One of the nation’s largest prison arts programs, PCAP has volunteers who run weekly workshops to allow for joint projects between students and incarcerated individuals. The program encompasses various art forms such as painting, theater, creative writing and more.
Thompson began by discussing the country’s deep history of an unjust incarceration system, as well as the measures that have been taken to combat the injustice. Thompson said although recent years have shown an increase in awareness for problems in the incarceration system, current data reveals an increased severity of the issue.
“What is new is that even in the last five years there has been a pretty dramatic grassroots, community-based effort to do something about this,” Thompson said. “But somehow from 1972 to the present day we came to lock up more people than any other country on the globe. We lock them up for longer, we have more children serving life sentences than anywhere else. Michigan has the dubious distinction of being one of the leaders in that.”
According to Thompson, PCAP has been critical in developing an understanding for the issue as well as ways to address the problem.
“PCAP is one of the few organizations that was paying any attention whatsoever to what was going on on the inside,” Thompson said. “Meanwhile, PCAP expanded, got bigger and bigger and started doing more and more work inside, introducing more and more Michigan students, such as you, to what’s actually going on on the inside. That’s why these workshops are so important.”

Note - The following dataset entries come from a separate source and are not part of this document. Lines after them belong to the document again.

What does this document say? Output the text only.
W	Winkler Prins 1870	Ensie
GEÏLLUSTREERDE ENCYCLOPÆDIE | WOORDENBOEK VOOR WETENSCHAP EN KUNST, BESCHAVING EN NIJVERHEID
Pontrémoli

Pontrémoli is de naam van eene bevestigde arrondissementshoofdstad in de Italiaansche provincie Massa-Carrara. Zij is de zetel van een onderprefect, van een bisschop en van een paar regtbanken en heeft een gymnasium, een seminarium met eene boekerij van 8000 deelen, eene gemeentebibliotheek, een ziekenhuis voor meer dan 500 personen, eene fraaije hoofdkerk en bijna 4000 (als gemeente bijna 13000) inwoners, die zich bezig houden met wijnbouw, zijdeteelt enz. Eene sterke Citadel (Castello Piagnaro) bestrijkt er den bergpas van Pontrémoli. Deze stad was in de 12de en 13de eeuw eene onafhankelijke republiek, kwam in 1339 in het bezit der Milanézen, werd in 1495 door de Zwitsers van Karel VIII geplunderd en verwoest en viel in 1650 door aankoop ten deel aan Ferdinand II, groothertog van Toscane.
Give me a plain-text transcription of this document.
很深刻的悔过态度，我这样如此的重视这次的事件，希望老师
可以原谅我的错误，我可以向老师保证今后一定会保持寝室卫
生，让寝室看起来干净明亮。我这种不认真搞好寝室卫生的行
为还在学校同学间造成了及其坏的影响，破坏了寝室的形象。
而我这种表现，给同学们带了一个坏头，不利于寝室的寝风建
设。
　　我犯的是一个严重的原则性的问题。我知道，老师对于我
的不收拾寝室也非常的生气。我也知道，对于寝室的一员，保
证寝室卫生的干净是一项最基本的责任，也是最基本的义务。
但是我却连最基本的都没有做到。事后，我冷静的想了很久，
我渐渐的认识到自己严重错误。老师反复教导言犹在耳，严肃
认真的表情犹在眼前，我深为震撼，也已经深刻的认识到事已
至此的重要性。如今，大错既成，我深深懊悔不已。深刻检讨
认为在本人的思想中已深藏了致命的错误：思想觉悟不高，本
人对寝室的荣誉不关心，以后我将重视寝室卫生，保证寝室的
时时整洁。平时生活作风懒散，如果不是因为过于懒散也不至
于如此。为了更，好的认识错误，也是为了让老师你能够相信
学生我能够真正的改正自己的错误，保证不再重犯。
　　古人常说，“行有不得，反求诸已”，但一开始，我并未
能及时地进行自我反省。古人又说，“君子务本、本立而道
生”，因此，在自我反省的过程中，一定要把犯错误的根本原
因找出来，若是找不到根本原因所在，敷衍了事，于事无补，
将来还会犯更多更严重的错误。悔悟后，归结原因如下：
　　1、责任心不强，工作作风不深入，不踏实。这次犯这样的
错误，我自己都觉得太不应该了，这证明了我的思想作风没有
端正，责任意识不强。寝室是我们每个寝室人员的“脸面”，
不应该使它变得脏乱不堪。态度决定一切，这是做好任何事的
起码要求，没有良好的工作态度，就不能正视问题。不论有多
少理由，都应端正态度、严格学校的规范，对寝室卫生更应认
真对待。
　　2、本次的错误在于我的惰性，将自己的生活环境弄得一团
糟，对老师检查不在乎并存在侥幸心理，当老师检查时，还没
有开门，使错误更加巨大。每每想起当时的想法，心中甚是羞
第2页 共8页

Kinesiology junior Dwyer Loughran said she hopes people understand the importance of the work done by PCAP.
“I hope people understand how important it is and why it matters,” Loughran said. “It’s a small time commitment, but it’s like Christmas for people who are inside. I feel that this is necessary to improve the quality of their lives.”
In response to the lack of a large database highlighting stories and experiences of incarcerated individuals, Thompson highlighted the Carceral State Project, a project started in 2016 that creates a database depicting images of confinement in the U.S.
“PCAP has also been instrumental in working to help me and several other people to create something at Michigan we’re calling the Carceral State Project,” Thompson said. “The one thing data doesn’t do is tell stories. It doesn’t tell what this experience really looks like. We’re going to initiate the first ever major documenting of criminalization and confinement in America.”
LSA junior Liv Naimi, a PCAP executive board member, said the work PCAP does may not solve the problem in its entirety, but it does allow for personal connection and growth for incarcerated individuals.
“When you’re involved with PCAP, we’re not solving all of these problems at a college level, but that connection that we get to build in that space matters so much in the moment,” Naimi said.